The test of intention

The policy issue for those who administer the criminal justice system is that, when planning their actions, people may be aware of many probable and possible consequences. Obviously, all of these consequences could be prevented through the simple expedient either of ceasing the given activity or of taking action rather than refraining from action. So the decision to continue with the current plan means that all the foreseen consequences are to some extent intentional, i.e. within and not against the scope of each person's intention. But, is the test of culpability based on purely a subjective measure of what is in a person's mind, or does a court measure the degree of fault by using objective tools?

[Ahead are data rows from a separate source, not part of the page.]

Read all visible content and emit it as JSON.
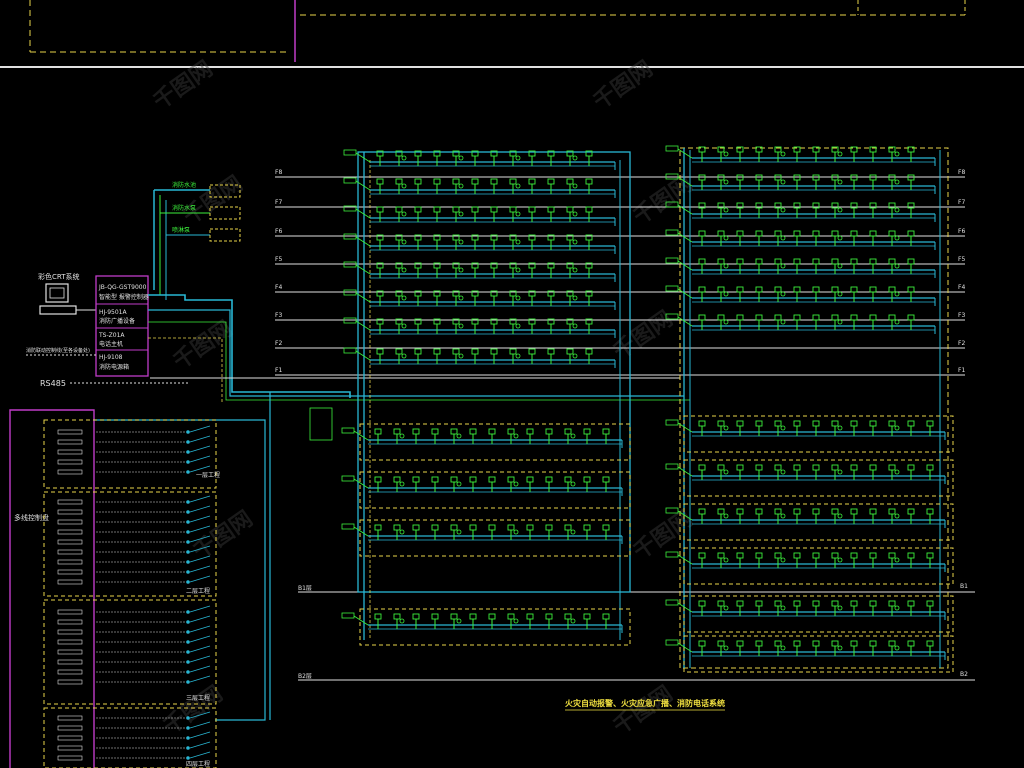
{
  "drawing": {
    "title": "火灾自动报警、火灾应急广播、消防电话系统",
    "watermark_text": "千图网"
  },
  "control_room": {
    "crt_label": "彩色CRT系统",
    "box_lines": [
      "JB-QG-GST9000",
      "智能型 报警控制器",
      "HJ-9501A",
      "消防广播设备",
      "TS-Z01A",
      "电话主机",
      "HJ-9108",
      "消防电源箱"
    ],
    "rs485_label": "RS485",
    "bus_note": "消防联动控制线(至各设备处)",
    "top_modules": [
      "消防水池",
      "消防水泵",
      "喷淋泵"
    ]
  },
  "left_panel": {
    "title": "多线控制盘",
    "groups": [
      {
        "label": "一层工程"
      },
      {
        "label": "二层工程"
      },
      {
        "label": "三层工程"
      },
      {
        "label": "四层工程"
      }
    ]
  },
  "floors_upper": [
    "F8",
    "F7",
    "F6",
    "F5",
    "F4",
    "F3",
    "F2",
    "F1"
  ],
  "floors_lower": [
    "B1",
    "B2"
  ],
  "bus_labels": {
    "b1": "B1层",
    "b2": "B2层"
  },
  "colors": {
    "background": "#000000",
    "bus_cyan": "#29b7d4",
    "device_green": "#3cf03c",
    "dashed_yellow": "#e8d34a",
    "magenta": "#c03cc8",
    "white_line": "#e0e0e0",
    "title_yellow": "#f0e040"
  }
}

For example, suppose that A, a jealous wife, discovers that her husband is having a sexual affair with B. Wishing only to drive B away from the neighbourhood, she goes to B's house one night, pours petrol on and sets fire to the front door. B dies in the resulting fire. A is shocked and horrified. It did not occur to her that B might be physically in danger and there was no conscious plan in her mind to injure B when the fire began. But when A's behaviour is analysed, B's death must be intentional. If A had genuinely wished to avoid any possibility of injury to B, she would not have started the fire. Or, if verbally warning B to leave was not an option, she should have waited until B was seen to leave the house before starting the fire. As it was, she waited until night when it was more likely that B would be at home and there would be fewer people around to raise the alarm.

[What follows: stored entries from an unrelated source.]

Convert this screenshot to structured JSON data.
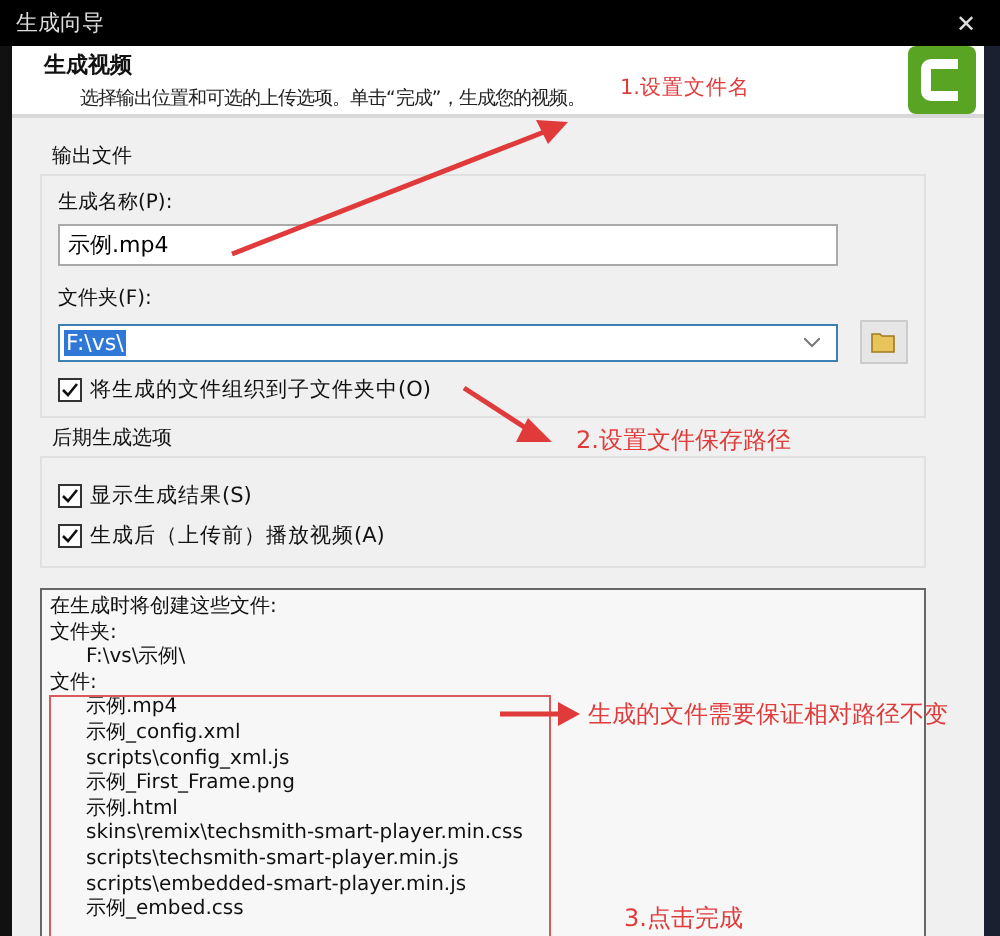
{
  "window": {
    "title": "生成向导",
    "close": "✕"
  },
  "header": {
    "title": "生成视频",
    "subtitle": "选择输出位置和可选的上传选项。单击“完成”，生成您的视频。"
  },
  "output_group": {
    "title": "输出文件",
    "name_label": "生成名称(P):",
    "name_value": "示例.mp4",
    "folder_label": "文件夹(F):",
    "folder_value": "F:\\vs\\",
    "folder_value_selected": true,
    "options": [
      {
        "label": "将生成的文件组织到子文件夹中(O)",
        "checked": true
      }
    ]
  },
  "post_group": {
    "title": "后期生成选项",
    "options": [
      {
        "label": "显示生成结果(S)",
        "checked": true
      },
      {
        "label": "生成后（上传前）播放视频(A)",
        "checked": true
      }
    ]
  },
  "file_list": {
    "lines": [
      {
        "text": "在生成时将创建这些文件:",
        "indent": false
      },
      {
        "text": "文件夹:",
        "indent": false
      },
      {
        "text": "F:\\vs\\示例\\",
        "indent": true
      },
      {
        "text": "文件:",
        "indent": false
      },
      {
        "text": "示例.mp4",
        "indent": true
      },
      {
        "text": "示例_config.xml",
        "indent": true
      },
      {
        "text": "scripts\\config_xml.js",
        "indent": true
      },
      {
        "text": "示例_First_Frame.png",
        "indent": true
      },
      {
        "text": "示例.html",
        "indent": true
      },
      {
        "text": "skins\\remix\\techsmith-smart-player.min.css",
        "indent": true
      },
      {
        "text": "scripts\\techsmith-smart-player.min.js",
        "indent": true
      },
      {
        "text": "scripts\\embedded-smart-player.min.js",
        "indent": true
      },
      {
        "text": "示例_embed.css",
        "indent": true
      }
    ]
  },
  "annotations": [
    {
      "text": "1.设置文件名"
    },
    {
      "text": "2.设置文件保存路径"
    },
    {
      "text": "生成的文件需要保证相对路径不变"
    },
    {
      "text": "3.点击完成"
    }
  ]
}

On a purely subjective basis, A intended to render B's house uninhabitable, so a reasonably substantial fire was required. The reasonable person would have foreseen a probability that people would be exposed to the risk of injury. Anyone in the house, neighbours, people passing by, and members of the fire service would all be in danger. The court therefore assesses the degree of probability that B or any other person might be in the house at that time of the night. The more certain the reasonable person would have been, the more justifiable it is to impute sufficient desire to convert what would otherwise only have been recklessness into intention to constitute the offence of murder. But if the degree of probability is lower, the court will find only recklessness proved. Some states used to have a rule that if a death occurred during the commission of a felony, sufficient mens rea for murder would automatically be imputed (see felony murder). For the most part, this rule has been abolished and direct evidence of the required mental components is required. Thus, the courts of most states use a hybrid test of intention, combining both subjective and objective elements, for each offence changed.

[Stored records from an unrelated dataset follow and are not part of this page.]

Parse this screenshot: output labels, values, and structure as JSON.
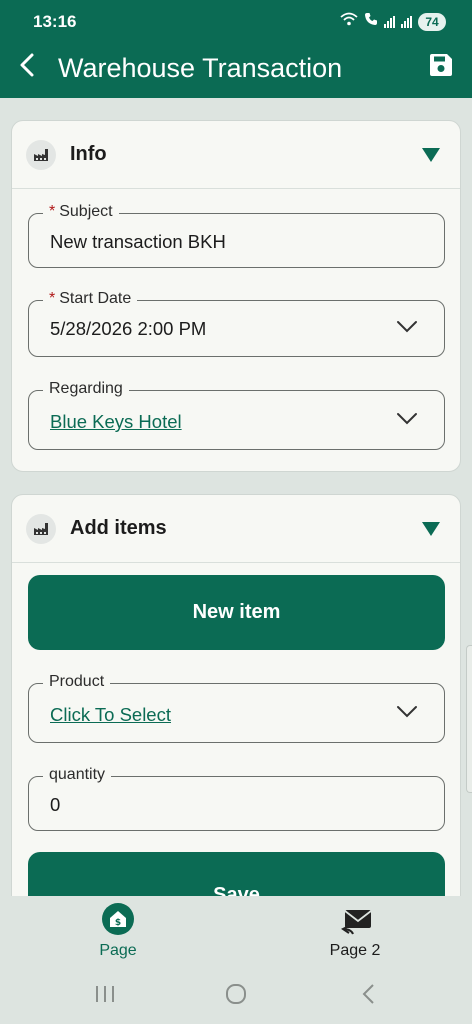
{
  "status_bar": {
    "time": "13:16",
    "battery": "74"
  },
  "header": {
    "title": "Warehouse Transaction"
  },
  "info_section": {
    "title": "Info",
    "subject": {
      "label": "Subject",
      "value": "New transaction BKH"
    },
    "start_date": {
      "label": "Start Date",
      "value": "5/28/2026 2:00 PM"
    },
    "regarding": {
      "label": "Regarding",
      "value": "Blue Keys Hotel"
    }
  },
  "items_section": {
    "title": "Add items",
    "new_item_button": "New item",
    "product": {
      "label": "Product",
      "value": "Click To Select"
    },
    "quantity": {
      "label": "quantity",
      "value": "0"
    },
    "save_button": "Save"
  },
  "bottom_nav": {
    "items": [
      {
        "label": "Page",
        "active": true
      },
      {
        "label": "Page 2",
        "active": false
      }
    ]
  },
  "colors": {
    "primary": "#0b6b54",
    "background": "#dde4e0",
    "required": "#b01818"
  }
}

In English law, s8 Criminal Justice Act 1967 provides a statutory framework within which mens rea is assessed. It states:

A court or jury, in determining whether a person has committed an offence,
(a) shall not be bound in law to infer that he intended or foresaw a result of his actions by reasons only of its being a natural and probable consequence of those actions; but
(b) shall decide whether he did intend or foresee that result by reference to all the evidence, drawing such inferences from the evidence as appear proper in the circumstances.

Under s8(b) therefore, the jury is allowed a wide latitude in applying a hybrid test to impute intention or foresight (for the purposes of recklessness) on the basis of all the evidence. See Intention in English law.

Offenses of basic and of specific intent

In some states, a distinction is made between an offense of basic (sometimes termed "general") intent and an offense of specific intent.

  1. Offenses requiring basic intent specify a mens rea element that is no more than the intentional or reckless commission of the actus reus. The actor either knew (intended) or deliberately closed his mind to the risk (recklessness) that his action (actus reus) would result in the harm suffered by the victim. The crime of battery, for example, only requires the basic intent that the actor knew or should have known that his action would lead to harmful contact with the victim.
  2. A limited number of offences are defined to require a further element in addition to basic intent, and this additional element is termed specific intent. There are two classes of such offences:
(a) Some legislatures decide that particular criminal offenses are sufficiently serious that the mens rea requirement must be drafted to demonstrate more precisely where the fault lies. Thus, in addition to the conventional mens rea of intention or recklessness, a further or additional element is required. For example, in English law, s18 Offences against the Person Act 1861 defines the actus reus as causing grievous bodily harm but requires that this be performed:
  1. unlawfully and maliciously – the modern interpretation of "malice" for these purposes is either intention or recklessness, "unlawfully" means without some lawful excuse (such as self-defence); and with
  2. the intent either to cause grievous bodily harm or to resist lawful arrest.
The rule in cases involving such offenses is that the basic element can be proved in the usual way, but the element of specific intent must be shown using a more subjective than objective test so that the legislature's express requirement can be seen to be satisfied.
(b) The inchoate offenses such as attempt and conspiracy require specific intent in a slightly different sense. The rationale for the existence of criminal laws is as a deterrent to those who represent a danger to society. If an accused has actually committed the full offense, the reality of the danger has been demonstrated. But, where the commission of the actus reus is in the future and the accused is merely acting in anticipation of committing the full offense at some time in the future, a clear subjective intention to cause the actus reus of the full offense must be demonstrated. Without this specific intent, there is insufficient evidence that the accused is the clear danger as feared because, at any time before the commission of the full offense, the accused may change his or her mind and not continue. Hence, this specific intent must also be demonstrated on a subjective basis.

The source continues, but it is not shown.